M. Close a dit comprendre l’intention du fédéral de diminuer le nombre de militaires en rue à la suite de la baisse du niveau de la menace.

« Je suis dans une logique de collaboration et de recherche de solutions », a-t-il souligné.

Selon le bourgmestre, les mesures de sécurité prises à l’occasion de grands événements publics ne disparaîtront pas car « les temps ont changé » et la population l’a compris.

« Le gens s’habituent à ne pas venir à des grands événements avec des sacs à dos et se prêtent de bonne grâce aux fouilles.
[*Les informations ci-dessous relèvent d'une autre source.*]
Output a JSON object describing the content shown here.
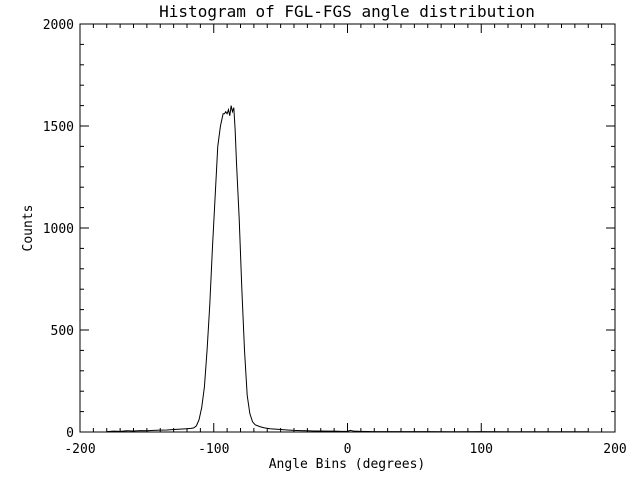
{
  "chart_data": {
    "type": "line",
    "title": "Histogram of FGL-FGS angle distribution",
    "xlabel": "Angle Bins (degrees)",
    "ylabel": "Counts",
    "xlim": [
      -200,
      200
    ],
    "ylim": [
      0,
      2000
    ],
    "x_ticks": [
      -200,
      -100,
      0,
      100,
      200
    ],
    "y_ticks": [
      0,
      500,
      1000,
      1500,
      2000
    ],
    "grid": false,
    "legend": "none",
    "series": [
      {
        "color": "#000000",
        "x": [
          -180,
          -175,
          -170,
          -165,
          -160,
          -155,
          -150,
          -145,
          -140,
          -135,
          -130,
          -125,
          -120,
          -117,
          -115,
          -113,
          -111,
          -109,
          -107,
          -105,
          -103,
          -101,
          -99,
          -97,
          -95,
          -94,
          -93,
          -92,
          -91,
          -90,
          -89,
          -88,
          -87,
          -86,
          -85,
          -84,
          -83,
          -81,
          -79,
          -77,
          -75,
          -73,
          -71,
          -69,
          -67,
          -65,
          -62,
          -58,
          -54,
          -50,
          -45,
          -40,
          -35,
          -30,
          -25,
          -20,
          -15,
          -10,
          -5,
          0,
          2,
          5,
          10,
          20,
          40,
          60,
          80,
          100,
          120,
          140,
          160,
          180
        ],
        "y": [
          2,
          4,
          3,
          6,
          5,
          7,
          6,
          8,
          9,
          10,
          12,
          14,
          16,
          18,
          20,
          30,
          60,
          120,
          220,
          400,
          620,
          900,
          1150,
          1400,
          1500,
          1530,
          1560,
          1560,
          1570,
          1560,
          1580,
          1550,
          1600,
          1570,
          1590,
          1480,
          1320,
          1050,
          700,
          400,
          180,
          90,
          50,
          35,
          30,
          25,
          20,
          16,
          14,
          12,
          10,
          8,
          7,
          6,
          5,
          5,
          4,
          4,
          3,
          3,
          8,
          4,
          3,
          2,
          2,
          2,
          1,
          2,
          1,
          1,
          1,
          1
        ]
      }
    ]
  }
}
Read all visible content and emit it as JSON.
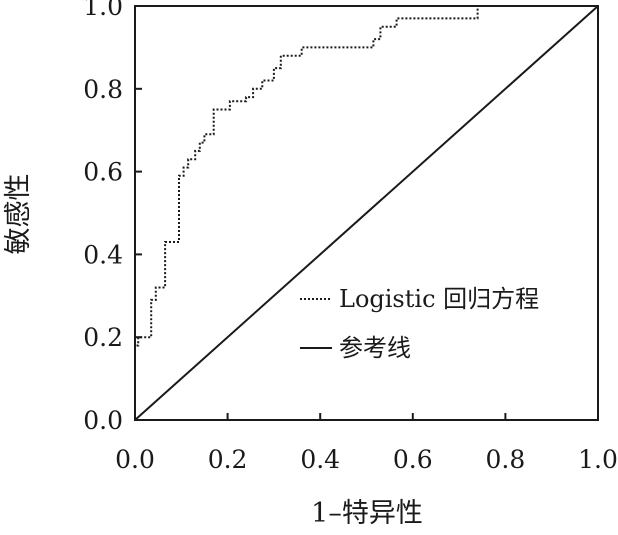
{
  "chart_data": {
    "type": "line",
    "title": "",
    "xlabel": "1–特异性",
    "ylabel": "敏感性",
    "xlim": [
      0,
      1
    ],
    "ylim": [
      0,
      1
    ],
    "x_ticks": [
      "0.0",
      "0.2",
      "0.4",
      "0.6",
      "0.8",
      "1.0"
    ],
    "y_ticks": [
      "0.0",
      "0.2",
      "0.4",
      "0.6",
      "0.8",
      "1.0"
    ],
    "grid": false,
    "legend_position": "lower-right",
    "series": [
      {
        "name": "Logistic 回归方程",
        "style": "dotted",
        "color": "#1a1a1a",
        "x": [
          0.0,
          0.0,
          0.007,
          0.007,
          0.035,
          0.035,
          0.045,
          0.045,
          0.065,
          0.065,
          0.095,
          0.095,
          0.105,
          0.105,
          0.115,
          0.115,
          0.13,
          0.13,
          0.14,
          0.14,
          0.15,
          0.15,
          0.17,
          0.17,
          0.205,
          0.205,
          0.24,
          0.24,
          0.255,
          0.255,
          0.275,
          0.275,
          0.3,
          0.3,
          0.315,
          0.315,
          0.36,
          0.36,
          0.515,
          0.515,
          0.53,
          0.53,
          0.565,
          0.565,
          0.74,
          0.74,
          0.89,
          0.89,
          1.0
        ],
        "y": [
          0.0,
          0.18,
          0.18,
          0.2,
          0.2,
          0.29,
          0.29,
          0.32,
          0.32,
          0.43,
          0.43,
          0.59,
          0.59,
          0.61,
          0.61,
          0.63,
          0.63,
          0.65,
          0.65,
          0.67,
          0.67,
          0.69,
          0.69,
          0.75,
          0.75,
          0.77,
          0.77,
          0.78,
          0.78,
          0.8,
          0.8,
          0.82,
          0.82,
          0.85,
          0.85,
          0.88,
          0.88,
          0.9,
          0.9,
          0.92,
          0.92,
          0.95,
          0.95,
          0.97,
          0.97,
          1.0,
          1.0,
          1.0,
          1.0
        ]
      },
      {
        "name": "参考线",
        "style": "solid",
        "color": "#1a1a1a",
        "x": [
          0,
          1
        ],
        "y": [
          0,
          1
        ]
      }
    ]
  }
}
Nous essayons de créer un climat le moins anxiogène possible. Les citoyens semblent bien supporter le travail des policiers », a-t-il ajouté.

L’Organe de coordination pour l’analyse de la menace (Ocam) a réduit lundi de 3 à 2 – sur une échelle de quatre, rarement atteint -, sauf exceptions ponctuelles, le niveau général de la menace terroriste sur le territoire belge, a annoncé le Premier ministre Charles Michel, tout en insistant sur la nécessité de maintenir la vigilance.

Tout en insistant sur la nécessité de rester particulièrement alertes, le Premier ministre a averti que les militaires déployés dans les grandes villes depuis le 17 janvier 2015, ne disparaîtront pas immédiatement des rues.